En lugar de instalar una obra ya hecha, decidí intervenir sobre la iluminación existente en dos salas del museo: la sala 13 y la 19. Ambas dedicadas a la pintura francesa de la segunda mitad del siglo XlX.
Quería trabajar con lo que ya estaba ahí. Me parecía que las salas estaban impregnadas de circunstancias invisibles.

En la sala 13 apagué los focos de luz puntuales que iluminan las obras y encendí la luz de tubo fluorescente que utilizan los empleados del museo para limpiar y acondicionar las salas los días lunes, cuando el museo está cerrado al público. Investigando en imágenes de archivo, observé que este sistema de iluminación ya estaba en los techos de varias salas del museo, y que probablemente era la iluminación original diseñada por el arquitecto Alejandro Bustillo, responsable de la re funcionalización del edificio cuando el museo se traslada a esta sede en el año 1932.

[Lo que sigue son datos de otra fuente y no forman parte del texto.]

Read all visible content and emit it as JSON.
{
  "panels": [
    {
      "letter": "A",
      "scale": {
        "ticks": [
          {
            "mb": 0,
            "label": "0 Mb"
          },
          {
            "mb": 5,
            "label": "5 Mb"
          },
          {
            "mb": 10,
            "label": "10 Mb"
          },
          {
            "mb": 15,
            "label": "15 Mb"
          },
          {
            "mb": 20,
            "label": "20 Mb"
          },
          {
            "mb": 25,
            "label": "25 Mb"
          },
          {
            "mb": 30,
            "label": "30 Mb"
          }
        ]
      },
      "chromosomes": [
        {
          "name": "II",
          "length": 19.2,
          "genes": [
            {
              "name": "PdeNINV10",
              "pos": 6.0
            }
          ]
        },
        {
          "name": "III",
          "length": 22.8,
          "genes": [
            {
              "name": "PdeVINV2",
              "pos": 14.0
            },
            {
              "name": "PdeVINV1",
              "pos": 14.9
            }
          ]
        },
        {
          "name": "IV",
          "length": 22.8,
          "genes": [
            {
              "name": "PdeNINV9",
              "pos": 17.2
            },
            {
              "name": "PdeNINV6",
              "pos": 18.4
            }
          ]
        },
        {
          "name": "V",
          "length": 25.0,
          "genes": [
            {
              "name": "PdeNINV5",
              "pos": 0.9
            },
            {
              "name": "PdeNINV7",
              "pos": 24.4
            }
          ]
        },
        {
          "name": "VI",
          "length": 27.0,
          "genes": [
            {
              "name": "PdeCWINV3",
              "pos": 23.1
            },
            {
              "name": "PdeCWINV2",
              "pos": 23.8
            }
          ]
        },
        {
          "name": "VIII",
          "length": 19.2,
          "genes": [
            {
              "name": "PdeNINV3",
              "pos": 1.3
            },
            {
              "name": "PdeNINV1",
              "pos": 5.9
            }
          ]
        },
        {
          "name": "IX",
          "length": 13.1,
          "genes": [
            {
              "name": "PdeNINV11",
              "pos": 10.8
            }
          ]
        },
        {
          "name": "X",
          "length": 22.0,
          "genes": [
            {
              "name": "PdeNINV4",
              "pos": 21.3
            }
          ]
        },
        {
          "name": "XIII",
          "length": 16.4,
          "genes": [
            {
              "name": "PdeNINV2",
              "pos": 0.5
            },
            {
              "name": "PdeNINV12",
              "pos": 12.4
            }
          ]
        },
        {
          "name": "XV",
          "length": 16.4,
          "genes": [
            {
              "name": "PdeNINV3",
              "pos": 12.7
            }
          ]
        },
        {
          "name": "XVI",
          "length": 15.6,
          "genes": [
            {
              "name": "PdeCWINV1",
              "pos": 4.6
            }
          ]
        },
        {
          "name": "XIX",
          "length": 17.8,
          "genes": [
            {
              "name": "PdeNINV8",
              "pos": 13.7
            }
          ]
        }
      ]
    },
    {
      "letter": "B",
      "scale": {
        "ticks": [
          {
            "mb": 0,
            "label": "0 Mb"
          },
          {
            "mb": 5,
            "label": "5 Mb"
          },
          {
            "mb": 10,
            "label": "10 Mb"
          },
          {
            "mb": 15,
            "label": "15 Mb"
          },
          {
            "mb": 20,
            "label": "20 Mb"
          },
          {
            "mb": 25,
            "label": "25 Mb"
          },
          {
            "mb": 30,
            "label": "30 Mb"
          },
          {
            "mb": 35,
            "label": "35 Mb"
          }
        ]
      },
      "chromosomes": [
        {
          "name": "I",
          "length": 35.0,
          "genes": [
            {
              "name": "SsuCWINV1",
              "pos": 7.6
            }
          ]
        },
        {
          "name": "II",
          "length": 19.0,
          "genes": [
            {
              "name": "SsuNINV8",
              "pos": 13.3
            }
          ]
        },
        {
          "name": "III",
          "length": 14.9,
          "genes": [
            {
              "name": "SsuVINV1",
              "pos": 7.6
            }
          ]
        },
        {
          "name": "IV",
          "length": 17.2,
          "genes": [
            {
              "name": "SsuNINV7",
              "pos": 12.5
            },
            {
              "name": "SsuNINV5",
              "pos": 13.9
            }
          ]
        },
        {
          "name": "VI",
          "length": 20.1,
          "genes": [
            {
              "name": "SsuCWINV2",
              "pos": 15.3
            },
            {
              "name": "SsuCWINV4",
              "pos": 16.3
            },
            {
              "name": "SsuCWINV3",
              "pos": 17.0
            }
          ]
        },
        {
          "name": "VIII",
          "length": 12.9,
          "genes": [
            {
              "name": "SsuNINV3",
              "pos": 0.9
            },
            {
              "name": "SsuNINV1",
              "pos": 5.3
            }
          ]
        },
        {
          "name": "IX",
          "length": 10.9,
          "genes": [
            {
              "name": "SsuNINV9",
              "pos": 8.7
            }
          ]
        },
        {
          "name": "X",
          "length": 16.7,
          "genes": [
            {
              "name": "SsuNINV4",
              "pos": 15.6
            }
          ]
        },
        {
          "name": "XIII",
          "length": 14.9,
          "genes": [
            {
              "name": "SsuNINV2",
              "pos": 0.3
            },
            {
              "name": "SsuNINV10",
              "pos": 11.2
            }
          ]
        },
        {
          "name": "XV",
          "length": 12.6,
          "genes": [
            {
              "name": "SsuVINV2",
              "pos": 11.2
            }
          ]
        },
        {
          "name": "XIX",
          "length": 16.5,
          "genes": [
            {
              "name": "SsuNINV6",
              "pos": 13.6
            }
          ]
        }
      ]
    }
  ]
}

Esta luz fría, pareja y cruda, que podría utilizarse en cualquier galería de arte contemporáneo, producía una dislocación en contraposición a los spots cálidos de las otras salas.
Luego, en la sala 19, modifiqué la dirección de los focos de luz. Como si la luz, embriagada, hubiera perdido el rumbo respecto de su función de iluminar las obras. Los haces aparecían ligeramente torcidos, resaltando la esquina del marco de un cuadro o una porción de la pared.
En ambos casos, quería desmontar la teatralidad, a veces sobreactuada, de las exhibiciones de arte y especialmente de los Museos.
Pienso que la luz de sala es uno de los tantos entramados que hacen que una muestra sea muestra, que una obra sea obra y que un espectador sea un espectador.
Que nada sea algo, y que ese algo, cubra todo.